カリフォルニア大学サンディエゴ校の附属病院であるUC San Diego Medical Centerの泌尿器科を見学してきました。近年は内視鏡による手術が一般的であり、様々な記録媒体で術野の動画をクリアに見ることができるのですが、今回は手術室に入ることができ、アメリカの手術室の雰囲気を体感できたことが一番大きな収穫でありました。
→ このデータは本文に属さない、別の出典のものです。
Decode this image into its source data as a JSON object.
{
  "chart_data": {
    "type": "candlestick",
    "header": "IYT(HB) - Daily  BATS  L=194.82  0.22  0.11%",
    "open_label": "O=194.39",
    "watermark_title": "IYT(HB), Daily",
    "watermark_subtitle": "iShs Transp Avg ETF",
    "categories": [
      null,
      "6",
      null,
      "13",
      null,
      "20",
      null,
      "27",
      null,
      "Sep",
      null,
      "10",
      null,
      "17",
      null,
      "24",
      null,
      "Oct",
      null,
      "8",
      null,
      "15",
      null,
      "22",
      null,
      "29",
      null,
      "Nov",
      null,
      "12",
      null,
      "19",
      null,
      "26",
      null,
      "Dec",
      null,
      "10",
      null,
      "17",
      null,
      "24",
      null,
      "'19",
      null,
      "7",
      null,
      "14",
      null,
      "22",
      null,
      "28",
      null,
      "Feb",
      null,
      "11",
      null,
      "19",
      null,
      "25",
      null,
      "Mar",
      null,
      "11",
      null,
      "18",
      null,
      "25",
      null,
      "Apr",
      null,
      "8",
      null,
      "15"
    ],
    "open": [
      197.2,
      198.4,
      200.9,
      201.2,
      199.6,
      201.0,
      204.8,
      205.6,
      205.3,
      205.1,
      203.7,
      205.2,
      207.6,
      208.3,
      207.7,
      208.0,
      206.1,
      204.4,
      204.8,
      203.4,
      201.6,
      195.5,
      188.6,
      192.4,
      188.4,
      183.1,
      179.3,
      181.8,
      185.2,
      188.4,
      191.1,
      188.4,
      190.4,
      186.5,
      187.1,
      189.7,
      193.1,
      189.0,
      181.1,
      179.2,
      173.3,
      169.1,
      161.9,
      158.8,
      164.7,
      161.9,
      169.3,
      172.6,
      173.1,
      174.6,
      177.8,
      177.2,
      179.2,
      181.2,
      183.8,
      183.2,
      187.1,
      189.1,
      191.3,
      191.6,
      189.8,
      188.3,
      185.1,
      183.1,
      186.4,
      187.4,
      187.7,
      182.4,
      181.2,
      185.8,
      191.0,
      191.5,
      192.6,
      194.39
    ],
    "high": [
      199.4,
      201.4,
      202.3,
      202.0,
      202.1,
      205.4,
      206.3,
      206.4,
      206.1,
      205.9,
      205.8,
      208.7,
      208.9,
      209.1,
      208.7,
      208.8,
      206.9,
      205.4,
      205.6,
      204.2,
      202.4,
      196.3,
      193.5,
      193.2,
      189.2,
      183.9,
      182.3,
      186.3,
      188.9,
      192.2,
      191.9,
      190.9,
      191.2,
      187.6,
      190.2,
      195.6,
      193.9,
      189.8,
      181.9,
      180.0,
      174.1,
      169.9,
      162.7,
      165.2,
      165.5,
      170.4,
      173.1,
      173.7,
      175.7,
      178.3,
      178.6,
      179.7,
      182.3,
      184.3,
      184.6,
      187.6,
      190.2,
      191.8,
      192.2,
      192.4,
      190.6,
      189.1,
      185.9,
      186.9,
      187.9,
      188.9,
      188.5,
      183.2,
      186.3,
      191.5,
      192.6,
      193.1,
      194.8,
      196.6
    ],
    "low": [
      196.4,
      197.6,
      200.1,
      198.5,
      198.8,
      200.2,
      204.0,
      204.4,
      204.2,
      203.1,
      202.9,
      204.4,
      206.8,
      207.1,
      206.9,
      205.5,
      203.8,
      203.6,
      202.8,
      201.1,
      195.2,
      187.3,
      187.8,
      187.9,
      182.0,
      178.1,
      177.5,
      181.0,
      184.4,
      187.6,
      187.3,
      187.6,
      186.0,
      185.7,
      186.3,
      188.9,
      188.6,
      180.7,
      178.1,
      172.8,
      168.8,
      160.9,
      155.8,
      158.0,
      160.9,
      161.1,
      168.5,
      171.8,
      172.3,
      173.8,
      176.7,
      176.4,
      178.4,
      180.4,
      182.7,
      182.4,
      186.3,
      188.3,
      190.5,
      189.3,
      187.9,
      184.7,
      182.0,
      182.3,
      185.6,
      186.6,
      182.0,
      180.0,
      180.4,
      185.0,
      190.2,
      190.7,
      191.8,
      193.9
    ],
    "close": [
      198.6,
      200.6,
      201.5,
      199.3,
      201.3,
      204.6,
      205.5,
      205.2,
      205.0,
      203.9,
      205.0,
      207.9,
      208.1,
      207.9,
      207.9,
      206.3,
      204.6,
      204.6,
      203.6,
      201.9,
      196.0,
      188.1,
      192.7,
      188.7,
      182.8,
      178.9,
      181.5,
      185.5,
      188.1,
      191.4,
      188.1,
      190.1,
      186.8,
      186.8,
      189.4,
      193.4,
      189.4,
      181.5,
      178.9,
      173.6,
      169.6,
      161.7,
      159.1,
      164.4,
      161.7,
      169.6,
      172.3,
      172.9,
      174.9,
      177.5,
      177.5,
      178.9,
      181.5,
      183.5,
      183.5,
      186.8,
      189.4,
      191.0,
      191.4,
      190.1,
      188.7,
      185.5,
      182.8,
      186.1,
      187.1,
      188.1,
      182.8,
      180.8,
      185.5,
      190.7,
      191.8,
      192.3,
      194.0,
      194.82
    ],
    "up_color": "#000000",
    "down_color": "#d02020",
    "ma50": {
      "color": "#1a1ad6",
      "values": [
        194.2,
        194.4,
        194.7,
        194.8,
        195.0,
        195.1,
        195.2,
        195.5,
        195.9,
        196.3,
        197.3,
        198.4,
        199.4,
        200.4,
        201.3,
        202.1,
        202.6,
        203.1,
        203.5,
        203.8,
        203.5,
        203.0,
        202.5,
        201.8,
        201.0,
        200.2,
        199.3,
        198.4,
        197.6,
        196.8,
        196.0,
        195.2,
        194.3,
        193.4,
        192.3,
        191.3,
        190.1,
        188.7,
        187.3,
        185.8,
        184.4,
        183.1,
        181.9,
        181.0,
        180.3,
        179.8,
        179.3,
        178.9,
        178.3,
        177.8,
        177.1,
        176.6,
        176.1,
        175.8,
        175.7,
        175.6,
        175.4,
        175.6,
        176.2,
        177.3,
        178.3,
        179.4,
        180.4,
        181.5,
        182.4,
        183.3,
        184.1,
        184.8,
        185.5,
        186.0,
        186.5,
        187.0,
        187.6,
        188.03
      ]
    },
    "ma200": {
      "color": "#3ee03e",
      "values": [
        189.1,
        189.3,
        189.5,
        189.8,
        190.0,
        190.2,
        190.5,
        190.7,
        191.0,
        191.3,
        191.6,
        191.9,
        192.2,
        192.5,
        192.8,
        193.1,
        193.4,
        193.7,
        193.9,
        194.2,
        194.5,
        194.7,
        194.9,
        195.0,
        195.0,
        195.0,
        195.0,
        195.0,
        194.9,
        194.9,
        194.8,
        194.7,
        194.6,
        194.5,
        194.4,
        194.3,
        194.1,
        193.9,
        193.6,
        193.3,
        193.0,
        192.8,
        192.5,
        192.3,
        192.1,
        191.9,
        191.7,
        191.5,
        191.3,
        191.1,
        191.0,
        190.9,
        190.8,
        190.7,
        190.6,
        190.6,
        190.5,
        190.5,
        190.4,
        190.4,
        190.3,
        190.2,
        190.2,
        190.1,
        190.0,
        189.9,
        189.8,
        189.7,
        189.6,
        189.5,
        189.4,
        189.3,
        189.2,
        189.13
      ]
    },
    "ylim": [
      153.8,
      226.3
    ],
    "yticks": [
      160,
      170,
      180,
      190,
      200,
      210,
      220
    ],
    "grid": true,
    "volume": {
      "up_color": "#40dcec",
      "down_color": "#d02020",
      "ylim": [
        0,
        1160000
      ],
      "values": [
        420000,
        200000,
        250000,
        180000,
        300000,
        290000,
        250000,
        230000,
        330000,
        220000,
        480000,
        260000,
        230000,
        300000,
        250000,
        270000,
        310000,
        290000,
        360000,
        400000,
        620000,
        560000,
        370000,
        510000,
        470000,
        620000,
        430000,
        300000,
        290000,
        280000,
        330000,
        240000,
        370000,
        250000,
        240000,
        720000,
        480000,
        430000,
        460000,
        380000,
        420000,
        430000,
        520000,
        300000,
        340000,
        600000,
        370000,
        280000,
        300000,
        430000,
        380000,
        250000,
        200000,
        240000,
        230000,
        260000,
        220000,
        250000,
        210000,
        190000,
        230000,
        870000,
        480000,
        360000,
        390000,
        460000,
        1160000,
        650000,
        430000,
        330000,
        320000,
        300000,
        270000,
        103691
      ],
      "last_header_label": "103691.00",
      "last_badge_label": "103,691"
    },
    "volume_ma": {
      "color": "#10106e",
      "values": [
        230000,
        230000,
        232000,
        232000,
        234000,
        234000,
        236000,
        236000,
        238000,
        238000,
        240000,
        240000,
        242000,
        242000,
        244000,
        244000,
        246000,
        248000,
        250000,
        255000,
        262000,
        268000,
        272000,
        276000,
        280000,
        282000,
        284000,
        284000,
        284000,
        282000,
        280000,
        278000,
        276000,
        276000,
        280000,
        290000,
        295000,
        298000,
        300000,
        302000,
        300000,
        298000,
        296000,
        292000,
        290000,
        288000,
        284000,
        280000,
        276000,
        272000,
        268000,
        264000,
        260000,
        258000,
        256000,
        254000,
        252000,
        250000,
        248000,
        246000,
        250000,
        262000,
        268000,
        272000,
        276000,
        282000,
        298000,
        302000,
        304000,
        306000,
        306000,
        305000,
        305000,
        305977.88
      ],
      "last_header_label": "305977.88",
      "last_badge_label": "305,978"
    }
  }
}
自分の見学の順番になると、とても気持ちが高ぶりまして、少し子供の頃を思い出してしまいました。病院のエントランスのロビーはホテルのようで明るく、広く、患者さんがたくさんいるというよりはゆったりした雰囲気でびっくりしました。いざ手術室のある棟に入っていくと、思ったより廊下が狭いこと、ロッカーが狭いことに驚きました。手術室にはダヴィンチSiと大きなモニターがあり、ホワイトボードに手術患者さんの情報などが書かれてありました。手術室も思ったより広くなく、平均的な日本の手術室と同等ないしやや狭いくらいに感じました。アメリカ=大きいという固定観念があったため、意外でありました。自分が見学したのはボスであるケイン先生のロボット補助下前立腺全摘術でありました。1件はビデオ中継、1件は手術室で2件見たのですが、どちらも大変スムーズに手術が進み、感銘を受けました。ドレーンを入れないこと、気腹圧の違いなど、手術の内容で日本とまた違う部分もありましたが、介助の看護師さんがかなり頻繁に交代する(1時間くらい?)ことや、医師以外のスタッフがとても多いこと、ほとんどの患者さんが当日入院で翌日退院すること、など色々と目を丸くして見ておりました。手術は2時間くらいで終わり、ロボットのロールアウト、閉腹と共に退室してきました。興奮と充実感に包まれた中、ロッカーの鍵がポッキリ折れるアクシデントもありましたが、一緒に見学していた先生の助けもあり、無事に見学を終えることが出来ました。
参加した4日間、朝は5時〜6時起きで夜まで濃密なスケジュールでありましたが、夕食時などは他の大学の先生と一緒に出かけたりしてとてもいい刺激になりました。
今回、アメリカの臨床の現場をわずかではありますが体験することができ、とても貴重な経験となりました。参考にするところも多かったのですが、日本で臨床を行うにあたり、必ずしもそのままできることばかりではないこと、また医療と保険などの社会制度の背景による違いを改めて感じました。泌尿器科専門医になり、数年経過しましたが、臨床、研究ともに充実させるべく、さらに邁進したいと強い思いを胸にサンディエゴの地を後にしました。